International Environment Reporter™ helps you understand environmental laws, regulations, policies and trends in major industrialized and developing nations, as well as in international governmental...
By Stephen Gardner
BRUSSELS—A number of EU governments used a meeting of the bloc's competitiveness and industry ministers Dec. 5 to call for revisions to the REACH chemical legislation, saying it imposes too high a cost on small and medium-sized companies.
Martin Kuba, the trade and industry minister from the Czech Republic, in a statement also backed by Slovakia, said that “REACH imposes [an] excessive administrative and financial burden especially on SMEs [small and medium-sized enterprises], and might threaten the very existence of many companies.”
The European Commission, the European Union's executive arm, should “assess the real contribution of this legislation and focus on its impacts on the European economy,” Kuba said.
The Commission is due to publish a review of REACH (Regulation No. 1907/2006 on the registration, evaluation, and authorization of chemicals) in 2012, but has so far said the review is unlikely to result in major legislative changes (34 INER 890, 9/28/11).

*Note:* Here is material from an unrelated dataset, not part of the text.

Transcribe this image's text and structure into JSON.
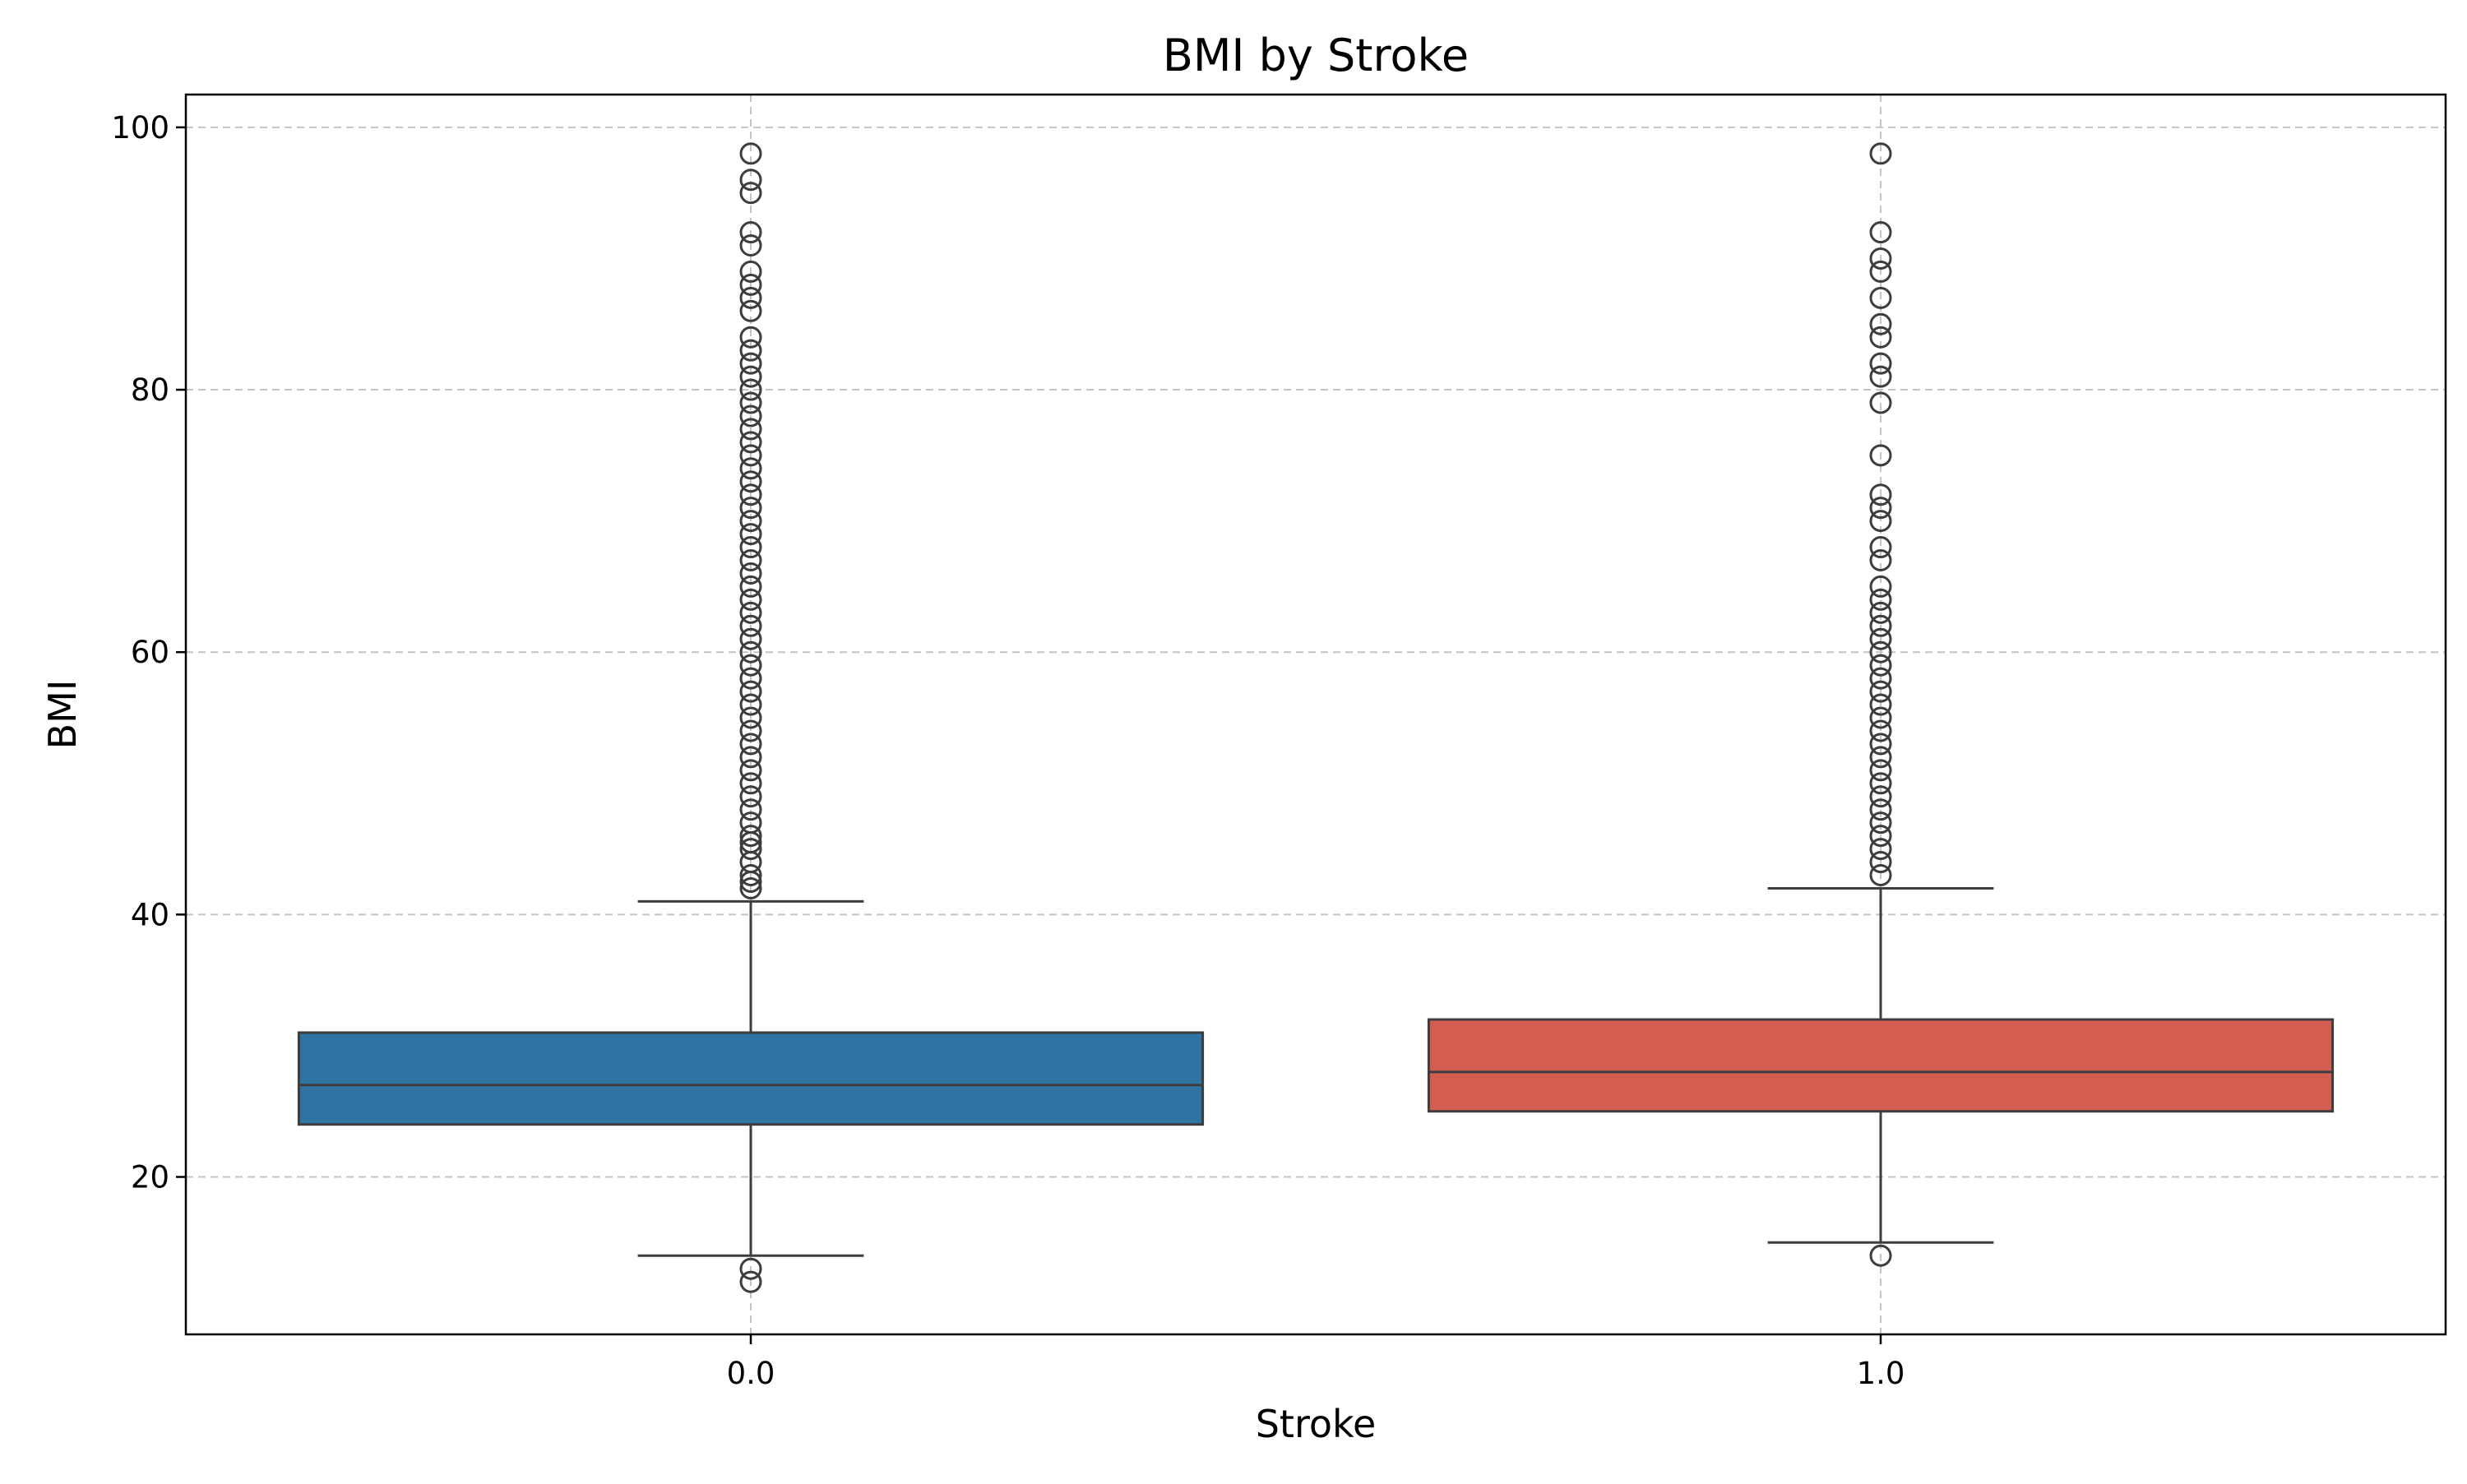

Under REACH, manufacturers or importers of chemicals are required to file extensive registration dossiers with the European Chemicals Agency (ECHA), according to a series of deadlines staggered through 2018.
The Czech and Slovak call for a reconsideration of the impact of REACH on small and medium-sized companies was backed informally by Hungary, Romania, and the United Kingdom.
A Czech official who asked not to be named told BNA that the aim was not to reduce the REACH requirements, but to make it “more flexible for SMEs to live with.” Most large companies are complying with REACH without difficulty, the official added.
Possible changes could be made to the scope of REACH or to the cost of compliance, the official said.
Kuba said the “competitiveness of the European chemical industry is weakening compared to emerging economies such as China, India, or South America.”
“We want to raise the question whether certain regulatory measures adversely affect the position of European companies on the global market,” he added.
Geert Dancet, director of ECHA, told BNA that smaller companies will be mostly concerned by the final REACH registration deadline in 2018, which applies to substances manufactured in, or imported into, the European Union in annual volumes of 1 to 100 metric tons.
The next deadline of May 31, 2013, which applies to substances in the 100-1,000 metric ton band, will be mainly “an issue for large companies,” Dancet said. This was also true of the 2010 deadline, which applied to substances in volumes of 1,000 metric tons or more.
Nevertheless, smaller companies are already affected by REACH because of the obligation it imposes on users of hazardous chemicals to submit notifications to ECHA, Dancet added.
He said that ECHA had so far had relatively little direct contact with SMEs because “consultants stand in for them.”
The raising of concerns at the ministerial level about the impact of REACH effectively requires the Commission to take them into account when it publishes the results of the REACH review, which are due mid-2012.